As an aside, here's an example of the nanny state being a prison rather than a sanatorium. I had B vitamins given to me by my doctor in Thailand, to help heal the nervous system. Come to the UK and my GP here firstly states that there is no proof vitamins do anything, and secondly tells me it is so easy to overdose on vitamins that doctors don't want to be sued!! Two weeks later the same doctor puts me on vitamin B9 (folic acid). I ignored him and keep taking the industrial strength B's.

Did I mention that short term memory is shite?

My last consultant suggested I change medication. I asked him what about the op? He said it was only done as a last resort (on the NHS). I said to him to fast forward to that time. He refused. I left and will get a second opinion.

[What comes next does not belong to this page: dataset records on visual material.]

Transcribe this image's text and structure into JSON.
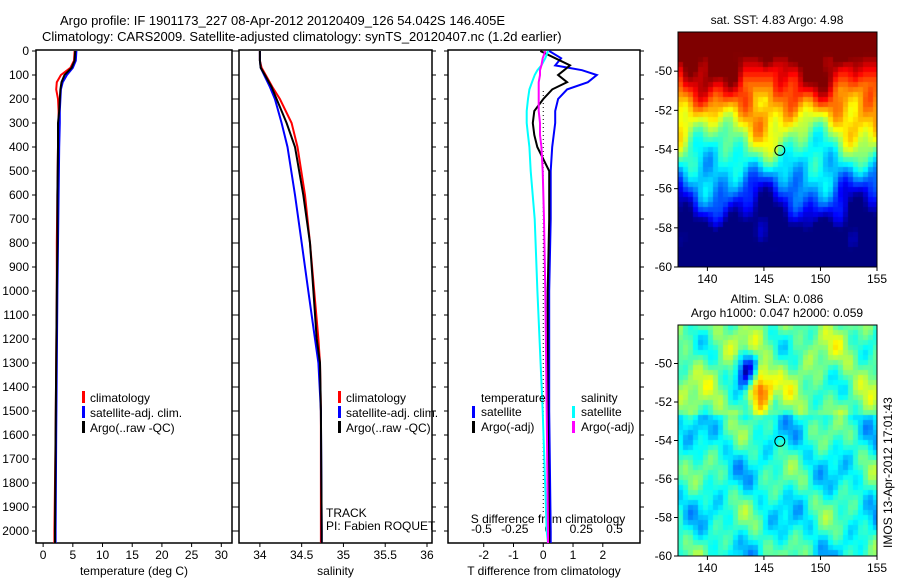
{
  "title": {
    "line1": "Argo profile: IF 1901173_227 08-Apr-2012 20120409_126 54.042S 146.405E",
    "line2": "Climatology: CARS2009. Satellite-adjusted climatology: synTS_20120407.nc (1.2d earlier)"
  },
  "chart_data": [
    {
      "type": "line",
      "name": "temperature",
      "xlabel": "temperature (deg C)",
      "ylabel": "",
      "xlim": [
        -1.2,
        31.8
      ],
      "ylim": [
        2050,
        0
      ],
      "xticks": [
        0,
        5,
        10,
        15,
        20,
        25,
        30
      ],
      "yticks": [
        0,
        100,
        200,
        300,
        400,
        500,
        600,
        700,
        800,
        900,
        1000,
        1100,
        1200,
        1300,
        1400,
        1500,
        1600,
        1700,
        1800,
        1900,
        2000
      ],
      "legend": [
        "climatology",
        "satellite-adj. clim.",
        "Argo(..raw -QC)"
      ],
      "depth": [
        0,
        40,
        70,
        100,
        130,
        160,
        200,
        250,
        300,
        400,
        600,
        800,
        1000,
        1300,
        1600,
        2000,
        2050
      ],
      "series": [
        {
          "name": "climatology",
          "color": "#ff0000",
          "values": [
            5.3,
            5.2,
            4.6,
            3.0,
            2.3,
            2.2,
            2.5,
            2.6,
            2.6,
            2.5,
            2.4,
            2.3,
            2.3,
            2.2,
            2.1,
            1.9,
            1.9
          ]
        },
        {
          "name": "satellite-adj. clim.",
          "color": "#0000ff",
          "values": [
            5.6,
            5.5,
            5.0,
            4.0,
            3.3,
            3.0,
            2.9,
            2.8,
            2.8,
            2.7,
            2.6,
            2.5,
            2.4,
            2.3,
            2.2,
            2.1,
            2.1
          ]
        },
        {
          "name": "Argo(..raw -QC)",
          "color": "#000000",
          "values": [
            5.4,
            5.3,
            4.8,
            3.6,
            3.1,
            2.9,
            2.8,
            2.7,
            2.5,
            2.5,
            2.4,
            2.4,
            2.3,
            2.2,
            2.1,
            2.0,
            2.0
          ]
        }
      ]
    },
    {
      "type": "line",
      "name": "salinity",
      "xlabel": "salinity",
      "xlim": [
        33.75,
        36.06
      ],
      "ylim": [
        2050,
        0
      ],
      "xticks": [
        34,
        34.5,
        35,
        35.5,
        36
      ],
      "xticklabels": [
        "34",
        "34.5",
        "35",
        "35.5",
        "36"
      ],
      "legend": [
        "climatology",
        "satellite-adj. clim.",
        "Argo(..raw -QC)"
      ],
      "annotation": [
        "TRACK",
        "PI: Fabien ROQUET"
      ],
      "depth": [
        0,
        40,
        70,
        100,
        150,
        200,
        300,
        400,
        600,
        800,
        1000,
        1200,
        1300,
        1500,
        2000,
        2050
      ],
      "series": [
        {
          "name": "climatology",
          "color": "#ff0000",
          "values": [
            34.0,
            34.0,
            34.02,
            34.07,
            34.15,
            34.24,
            34.38,
            34.45,
            34.54,
            34.6,
            34.65,
            34.7,
            34.72,
            34.73,
            34.73,
            34.73
          ]
        },
        {
          "name": "satellite-adj. clim.",
          "color": "#0000ff",
          "values": [
            34.0,
            34.0,
            34.01,
            34.05,
            34.12,
            34.18,
            34.26,
            34.33,
            34.42,
            34.5,
            34.58,
            34.66,
            34.7,
            34.73,
            34.74,
            34.74
          ]
        },
        {
          "name": "Argo(..raw -QC)",
          "color": "#000000",
          "values": [
            34.0,
            34.0,
            34.01,
            34.06,
            34.14,
            34.2,
            34.32,
            34.42,
            34.52,
            34.6,
            34.64,
            34.68,
            34.72,
            34.73,
            34.74,
            34.74
          ]
        }
      ]
    },
    {
      "type": "line",
      "name": "difference",
      "xlabel": "T difference from climatology",
      "xlabel2": "S difference from climatology",
      "xlim": [
        -3.2,
        3.25
      ],
      "ylim": [
        2050,
        0
      ],
      "xticks": [
        -2,
        -1,
        0,
        1,
        2
      ],
      "xticks2": [
        -0.5,
        -0.25,
        0,
        0.25,
        0.5
      ],
      "xticklabels2": [
        "-0.5",
        "-0.25",
        "0",
        "0.25",
        "0.5"
      ],
      "legend_t": {
        "title": "temperature",
        "items": [
          "satellite",
          "Argo(-adj)"
        ]
      },
      "legend_s": {
        "title": "salinity",
        "items": [
          "satellite",
          "Argo(-adj)"
        ]
      },
      "depth": [
        0,
        30,
        60,
        80,
        100,
        130,
        160,
        200,
        250,
        300,
        350,
        400,
        500,
        700,
        1000,
        1500,
        2000,
        2050
      ],
      "series": [
        {
          "name": "T satellite",
          "axis": "T",
          "color": "#0000ff",
          "values": [
            0.2,
            0.6,
            0.4,
            1.3,
            1.8,
            1.5,
            0.8,
            0.5,
            0.4,
            0.4,
            0.35,
            0.3,
            0.25,
            0.25,
            0.2,
            0.2,
            0.25,
            0.25
          ]
        },
        {
          "name": "T Argo(-adj)",
          "axis": "T",
          "color": "#000000",
          "values": [
            -0.1,
            0.4,
            0.9,
            0.7,
            0.5,
            0.8,
            0.3,
            0.0,
            -0.3,
            -0.35,
            -0.3,
            -0.2,
            0.2,
            0.2,
            0.15,
            0.15,
            0.2,
            0.2
          ]
        },
        {
          "name": "S satellite",
          "axis": "S",
          "color": "#00ffff",
          "values": [
            0.0,
            -0.02,
            -0.05,
            -0.08,
            -0.1,
            -0.12,
            -0.14,
            -0.15,
            -0.16,
            -0.16,
            -0.15,
            -0.14,
            -0.13,
            -0.1,
            -0.08,
            -0.04,
            -0.01,
            0
          ]
        },
        {
          "name": "S Argo(-adj)",
          "axis": "S",
          "color": "#ff00ff",
          "values": [
            -0.02,
            -0.04,
            -0.05,
            -0.06,
            -0.06,
            -0.07,
            -0.07,
            -0.07,
            -0.07,
            -0.06,
            -0.06,
            -0.05,
            -0.04,
            -0.03,
            -0.02,
            -0.01,
            0,
            0
          ]
        }
      ]
    },
    {
      "type": "heatmap",
      "name": "sst-map",
      "title": "sat. SST: 4.83  Argo: 4.98",
      "xlim": [
        137.4,
        155
      ],
      "ylim": [
        -60,
        -48
      ],
      "xticks": [
        140,
        145,
        150,
        155
      ],
      "yticks": [
        -50,
        -52,
        -54,
        -56,
        -58,
        -60
      ],
      "marker": [
        146.405,
        -54.042
      ]
    },
    {
      "type": "heatmap",
      "name": "sla-map",
      "title": "Altim. SLA: 0.086",
      "subtitle": "Argo h1000: 0.047 h2000: 0.059",
      "xlim": [
        137.4,
        155
      ],
      "ylim": [
        -60,
        -48
      ],
      "xticks": [
        140,
        145,
        150,
        155
      ],
      "yticks": [
        -50,
        -52,
        -54,
        -56,
        -58,
        -60
      ],
      "marker": [
        146.405,
        -54.042
      ],
      "side_label": "IMOS 13-Apr-2012 17:01:43"
    }
  ]
}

Depending on that I'll see if I will swap meds - it's an experiment on myself - but there are a dozen meds I could try before the NHS can be bothered to consider an operation.

Experiences of other meds welcomed - to avoid confusion will create another post if deemed necessary.

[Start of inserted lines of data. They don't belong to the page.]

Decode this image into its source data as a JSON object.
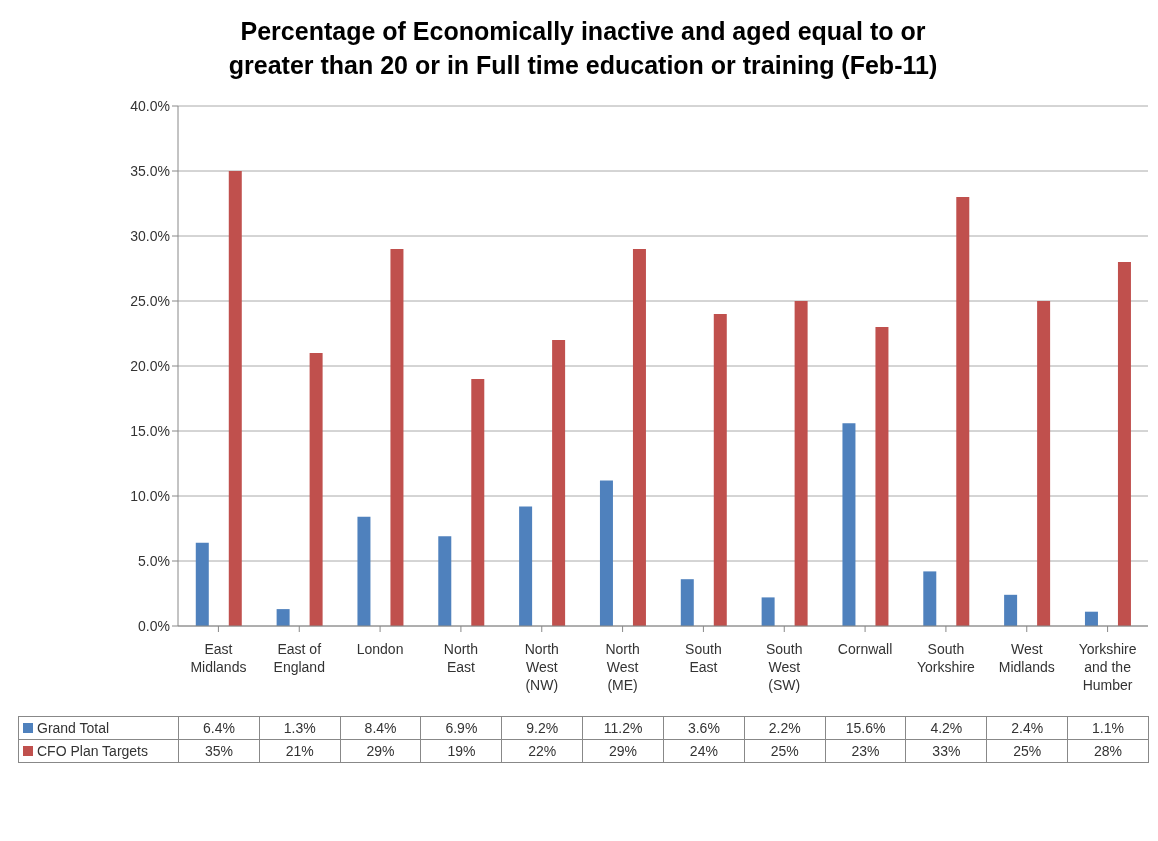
{
  "chart_data": {
    "type": "bar",
    "title": "Percentage of Economically inactive and aged equal to or greater than 20 or in Full time education or training (Feb-11)",
    "categories": [
      "East Midlands",
      "East of England",
      "London",
      "North East",
      "North West (NW)",
      "North West (ME)",
      "South East",
      "South West (SW)",
      "Cornwall",
      "South Yorkshire",
      "West Midlands",
      "Yorkshire and the Humber"
    ],
    "series": [
      {
        "name": "Grand Total",
        "color": "#4f81bd",
        "values": [
          6.4,
          1.3,
          8.4,
          6.9,
          9.2,
          11.2,
          3.6,
          2.2,
          15.6,
          4.2,
          2.4,
          1.1
        ],
        "value_labels": [
          "6.4%",
          "1.3%",
          "8.4%",
          "6.9%",
          "9.2%",
          "11.2%",
          "3.6%",
          "2.2%",
          "15.6%",
          "4.2%",
          "2.4%",
          "1.1%"
        ]
      },
      {
        "name": "CFO Plan Targets",
        "color": "#c0504d",
        "values": [
          35,
          21,
          29,
          19,
          22,
          29,
          24,
          25,
          23,
          33,
          25,
          28
        ],
        "value_labels": [
          "35%",
          "21%",
          "29%",
          "19%",
          "22%",
          "29%",
          "24%",
          "25%",
          "23%",
          "33%",
          "25%",
          "28%"
        ]
      }
    ],
    "ylim": [
      0,
      40
    ],
    "yticks": [
      {
        "value": 0,
        "label": "0.0%"
      },
      {
        "value": 5,
        "label": "5.0%"
      },
      {
        "value": 10,
        "label": "10.0%"
      },
      {
        "value": 15,
        "label": "15.0%"
      },
      {
        "value": 20,
        "label": "20.0%"
      },
      {
        "value": 25,
        "label": "25.0%"
      },
      {
        "value": 30,
        "label": "30.0%"
      },
      {
        "value": 35,
        "label": "35.0%"
      },
      {
        "value": 40,
        "label": "40.0%"
      }
    ],
    "grid": "y",
    "legend": "bottom"
  }
}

Has the phenytoin helped my seizures? Hard to tell as don't have a doppelgänger to act as control. Have mini-seizures perhaps once or twice a week, although haven't fainted in nearly a year, but have had maybe 3 or 4 close episodes. Comes in clusters, so chaotic.

Introduction

Epilepsy Cures

I have chosen the name of this blog to be both hopeful and challenging. I am well aware that epilepsy is a broad term with a whole continuum of symptoms. I am also aware that there are many forums and websites about epilepsy. So why start another?

Well, I really want to focus on any permanent cures that exist. I would define a cure as leading to being both seizure-free and medication-free. Being seizure-free on medication is a way of controlling the epilepsy rather than curing it. I am aware this may exclude many epileptics who have been told they will have to be on medication for life. However, I also feel that the advice given often depends on the consultant, the hospital, the medical system one is in and even in which country one seeks advice. It is therefore important to not only focus on the methods available but also on the individuals and organisations delivering the medical care. I hope this will eventually grow into a detailled resource on where to go for the best care. This is not just about which consultant works in which hospital but also about the advice they give. Doctors have their own particular interests and attitudes. One can get an idea from their research papers, but would be even better to read about people's own experiences.

I would therefore welcome all contributions about your own experiences as well as questions that, hopefully, either I or another contributor can answer. Any links to exisiting information also gratefully received.

As an example, to show how medical care differs around the world, I have experienced treatment in both the UK and Thailand. In the UK medical care may well be free at the point of delivery but it is also incredibly slow and their approach is to do the minimum necessary rather than the optimum needed. In contrast, in Thailand one has to pay for treatment and you can get anything done quickly, but be careful you are not being charged for pointless treatments. The costs in Thailand are about 10-20% of the costs of going private in the UK, so that even adding travel costs this may be quicker and more affordable than suffering in the UK. I will say more about this in various posts.

I will also be adding links as and when good websites are brought to my attention, as well as a dedicated search engine for epilepsy sites.

All comments are moderated so please be patient. Anything interesting that may warrant a new post will have one created.